In both groups of animals, macrophages represented a significant number of CD45+ immune cells isolated in all locations at GD12.5 (decidua, placenta, and uterus). While uNK cells were most abundant within the decidua, macrophages were the most prevalent leukocytes within the uterus and placenta. The distribution differences in the percentage of macrophages across the three tissues were significant in WT mice, (highest percentage in placenta and lowest in decidua; p=0.029), whereas no statistical differences in distribution occurred in Emp2 KO tissues (Fig. 3A). When WT and Emp2 KO groups were directly compared, the percentage of all macrophages (F4/80+) relative to the CD45+ cell population were not statistically different within the uterus, decidua or placenta (Fig. 3A).

Figure 3: Emp2 KO mice have an increased percentage of M1 macrophages in the placenta at GD12.5 compared to WT mice.

Figure 3:

(A) Graphs depict the percentage of macrophages (F4/80+) cells of CD45+ cells isolated from the decidua, placenta, and uterus in WT (open bars) and Emp2 KO (grey bars) mice. Macrophages represent the largest percentage of immune cells in all tissues, and do display differences in the percentage of CD45+ cells across the tissue types in WT (*p=0.03, ANOVA), but not Emp2 KO mice. However, there are no differences between WT and Emp2 KO mouse macrophage percentages in the uterus, decidua or placenta (n=4–6 samples/group). B) Graphs depict the percentage of M1 macrophages (MHCII+) from the total F4/80+ cells isolated from the decidua, placenta, and uterus in WT (open bars) and Emp2 KO (grey bars) mice. WT mice display significant differences in the percentage of MHCII+ cells across the tissue types (**p=0.005, ANOVA), with the largest percentage of M1 macrophages present in the decidua. Emp2 KO mice do not display significant differences in the M1 macrophage percentage in the various tissues. However, there is an increased percentage of M1 macrophages in Emp2 KO mice in the placenta compared to WT mice (*p=0.03, Student’s t test). C) Graphs depict the percentage of M2 macrophages (CD206+) from the F4/80+ cells isolated from the decidua, placenta, and uterus in WT (open bars) and Emp2 KO (grey bars) mice (n=4–5 samples/group). Emp2 KO mice display differences in the percentage of CD206+ macrophages across the tissue types (*p=0.04, ANOVA), with the largest percentage of M2 macrophages present in the placenta. WT mice do not display significant differences in the M2 macrophage percentage across the various tissues. D) However, there is an increased M1/M2 macrophage ratio in Emp2 KO mice in the placenta compared to WT mice (*p=0.03, Student’s t test). Data are represented as mean ± SEM and show the compiled results from 3 independent experiments using pooled samples from at least 3 mice/group.
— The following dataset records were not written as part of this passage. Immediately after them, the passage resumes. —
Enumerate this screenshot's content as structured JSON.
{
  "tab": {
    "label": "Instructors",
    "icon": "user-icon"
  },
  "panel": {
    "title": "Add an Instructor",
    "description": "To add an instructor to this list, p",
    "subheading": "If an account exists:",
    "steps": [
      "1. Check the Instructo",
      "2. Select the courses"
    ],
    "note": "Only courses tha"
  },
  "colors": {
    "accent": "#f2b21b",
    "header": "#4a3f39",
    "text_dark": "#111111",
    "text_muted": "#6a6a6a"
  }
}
Macrophages exist as heterogenous populations throughout tissue(Mezouar et al., 2020) and are typically described by their activation and polarization state. M1 macrophages typically have a pro-inflammatory signature and produce NO, while M2 macrophages promote cell proliferation and tissue repair(Orecchioni et al., 2019). When considering M1 macrophages (MHCII+) relative to all macrophages (F4/80+), there was a significant increase in the percentage of M1 macrophages in Emp2 KO placenta compared to WT placenta (p=0.027; Fig. 3B). In contrast, M2 macrophages characterized as CD206+/MHCIIlow, displayed a similar distribution across tissue types in both WT and Emp2 KO groups (Fig. 3C). When examining the ratio of M1/M2 macrophages within the placenta, a statistically significantly increase occurred in the Emp2 KO placenta compared to the WT placenta (p=0.032; Fig. 3D).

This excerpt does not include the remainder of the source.